PopSQL
Back to tutorials

dbt clean & clean-targets Commands: Usage & Examples

Introduction

dbt is an essential tool for data professionals, enabling them to transform, test, and document data in the modern analytics engineering workflow. As with any project, maintaining a clean environment is crucial for efficiency and accuracy. This tutorial will guide you through the dbt clean command, ensuring your dbt projects remain clutter-free.

What is the dbt clean Command?

The dbt clean command is a utility function designed to help you manage your dbt project's environment. Its primary purpose is to delete specified folders, ensuring that your project remains organized and free from unnecessary files.

The Role of clean-targets in dbt_project.yml

The clean-targets configuration in the dbt_project.yml file plays a pivotal role. It provides a list of directories and files that the dbt clean command should remove, offering a tailored cleaning experience for your project.

Setting Up clean-targets

Syntax and Structure

To specify which files or directories the dbt clean command should target, you'll use the clean-targets configuration. For instance:

clean-targets:
  - "target/*"
  - "dbt_modules/*"
  - "sales_data_temp.log"

Placement in the Project

Ensure that the clean-targets configuration is placed within the dbt_project.yml file, which should be located in your dbt project's root directory.

Using Wildcards

Wildcards, represented by the ***** character, can be incredibly useful. For example, target/* will match all files and directories within the target directory, ensuring a thorough cleanup.

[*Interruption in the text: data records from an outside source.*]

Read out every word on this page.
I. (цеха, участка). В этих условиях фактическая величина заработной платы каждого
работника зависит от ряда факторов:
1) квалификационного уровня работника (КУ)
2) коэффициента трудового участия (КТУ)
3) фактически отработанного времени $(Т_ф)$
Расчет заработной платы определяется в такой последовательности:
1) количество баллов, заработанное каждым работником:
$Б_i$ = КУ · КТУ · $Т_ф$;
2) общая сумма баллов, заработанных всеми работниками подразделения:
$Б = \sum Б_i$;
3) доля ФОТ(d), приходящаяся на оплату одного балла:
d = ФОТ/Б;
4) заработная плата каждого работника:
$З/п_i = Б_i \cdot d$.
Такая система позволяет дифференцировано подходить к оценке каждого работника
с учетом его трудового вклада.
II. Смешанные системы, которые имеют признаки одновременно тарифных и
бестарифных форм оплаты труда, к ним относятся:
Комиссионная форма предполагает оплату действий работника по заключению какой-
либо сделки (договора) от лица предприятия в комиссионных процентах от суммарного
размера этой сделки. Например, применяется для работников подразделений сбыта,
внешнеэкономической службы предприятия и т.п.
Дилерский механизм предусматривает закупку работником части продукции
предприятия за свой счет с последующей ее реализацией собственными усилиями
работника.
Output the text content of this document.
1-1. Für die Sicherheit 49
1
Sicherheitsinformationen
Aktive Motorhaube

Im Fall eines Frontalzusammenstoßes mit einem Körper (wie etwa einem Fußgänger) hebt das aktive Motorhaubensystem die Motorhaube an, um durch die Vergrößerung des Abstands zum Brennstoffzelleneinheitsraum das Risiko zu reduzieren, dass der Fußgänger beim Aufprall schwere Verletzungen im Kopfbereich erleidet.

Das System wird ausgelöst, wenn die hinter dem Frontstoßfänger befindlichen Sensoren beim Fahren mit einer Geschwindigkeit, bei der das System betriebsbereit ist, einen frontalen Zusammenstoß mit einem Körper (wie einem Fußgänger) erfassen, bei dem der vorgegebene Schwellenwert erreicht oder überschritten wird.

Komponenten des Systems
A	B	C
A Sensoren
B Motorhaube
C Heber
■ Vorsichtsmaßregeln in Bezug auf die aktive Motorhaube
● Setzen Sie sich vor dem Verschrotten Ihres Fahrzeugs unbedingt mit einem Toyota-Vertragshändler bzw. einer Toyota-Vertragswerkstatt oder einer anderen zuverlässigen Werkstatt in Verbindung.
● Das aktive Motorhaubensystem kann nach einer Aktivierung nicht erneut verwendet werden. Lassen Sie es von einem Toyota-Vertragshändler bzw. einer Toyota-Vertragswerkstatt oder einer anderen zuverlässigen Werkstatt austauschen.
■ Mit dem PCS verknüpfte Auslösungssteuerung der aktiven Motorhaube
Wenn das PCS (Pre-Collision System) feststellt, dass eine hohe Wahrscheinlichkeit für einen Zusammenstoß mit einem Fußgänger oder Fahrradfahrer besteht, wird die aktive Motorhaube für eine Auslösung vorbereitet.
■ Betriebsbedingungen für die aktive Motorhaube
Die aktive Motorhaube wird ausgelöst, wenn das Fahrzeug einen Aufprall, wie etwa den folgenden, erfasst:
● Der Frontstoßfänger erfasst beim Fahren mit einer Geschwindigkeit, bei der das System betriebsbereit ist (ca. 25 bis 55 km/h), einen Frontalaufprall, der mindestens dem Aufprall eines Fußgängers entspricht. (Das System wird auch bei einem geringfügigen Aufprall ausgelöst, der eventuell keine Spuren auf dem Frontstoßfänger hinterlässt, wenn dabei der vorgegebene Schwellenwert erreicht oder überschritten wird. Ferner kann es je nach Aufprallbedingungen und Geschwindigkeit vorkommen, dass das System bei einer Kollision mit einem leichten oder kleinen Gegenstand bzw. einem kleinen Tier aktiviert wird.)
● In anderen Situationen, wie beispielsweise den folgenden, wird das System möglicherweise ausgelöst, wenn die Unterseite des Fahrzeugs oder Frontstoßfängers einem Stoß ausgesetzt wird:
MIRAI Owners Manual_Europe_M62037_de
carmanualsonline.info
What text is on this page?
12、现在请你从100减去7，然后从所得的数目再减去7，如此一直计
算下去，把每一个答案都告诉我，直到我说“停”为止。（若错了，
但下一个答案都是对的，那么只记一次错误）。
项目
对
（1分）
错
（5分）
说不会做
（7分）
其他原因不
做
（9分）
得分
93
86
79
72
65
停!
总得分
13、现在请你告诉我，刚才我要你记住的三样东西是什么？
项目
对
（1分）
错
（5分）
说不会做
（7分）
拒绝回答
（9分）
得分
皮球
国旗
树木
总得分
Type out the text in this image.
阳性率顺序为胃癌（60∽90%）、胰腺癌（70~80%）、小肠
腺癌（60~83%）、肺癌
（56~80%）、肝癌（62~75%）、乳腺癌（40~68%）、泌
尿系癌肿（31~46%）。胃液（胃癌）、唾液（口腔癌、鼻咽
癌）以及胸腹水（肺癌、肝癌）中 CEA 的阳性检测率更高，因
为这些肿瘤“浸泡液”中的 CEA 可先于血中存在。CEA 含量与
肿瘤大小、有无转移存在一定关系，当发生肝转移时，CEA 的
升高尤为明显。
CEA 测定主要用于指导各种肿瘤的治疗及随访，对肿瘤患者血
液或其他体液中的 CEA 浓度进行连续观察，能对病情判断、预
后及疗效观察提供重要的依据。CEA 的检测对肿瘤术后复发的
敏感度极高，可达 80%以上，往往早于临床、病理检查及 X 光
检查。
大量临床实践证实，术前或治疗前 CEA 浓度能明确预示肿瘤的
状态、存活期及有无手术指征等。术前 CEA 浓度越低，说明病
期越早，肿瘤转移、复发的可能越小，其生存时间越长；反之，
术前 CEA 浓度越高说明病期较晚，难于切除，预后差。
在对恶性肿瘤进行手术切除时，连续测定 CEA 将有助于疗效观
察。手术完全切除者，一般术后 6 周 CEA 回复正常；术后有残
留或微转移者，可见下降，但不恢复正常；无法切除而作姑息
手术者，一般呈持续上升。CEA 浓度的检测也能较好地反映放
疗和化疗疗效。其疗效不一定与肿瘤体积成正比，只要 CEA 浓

Types of Files and Directories to Clean

In a business context, you might have directories related to specific departments or projects, such as:

  • finance_reports/
  • marketing_data/
  • temp_files/

You might also have log files or temporary data files from various business operations:

  • Q1_sales_temp.csv
  • employee_data_log.log

To ensure these are cleaned, you'd add them to your clean-targets configuration.

Dependencies and the dbt clean Command

When specifying directories or files in clean-targets, be aware of dependencies. If a file or directory is crucial for another part of your dbt project, removing it might cause issues. Always review dependencies before running the dbt clean command.

Safety Precautions

Before executing the dbt clean command:

  • Backup: Ensure you have backups of essential data or files.
  • Review: Double-check the clean-targets configuration to avoid unintentional deletions.
  • Test: Consider running the command in a test environment first.

Limitations of the dbt clean Command

The dbt clean command doesn't work when interfacing with the RPC server powering the dbt Cloud IDE. In such cases, use the dbt deps command, which cleans before installing packages. If you're using dbt Cloud, you can manually delete the target folder from the sidebar file tree.

Practical Exercise

Let's simulate a business scenario:

Imagine you're handling data for a retail company. Over time, you've accumulated temporary sales data, logs from marketing campaigns, and old finance reports.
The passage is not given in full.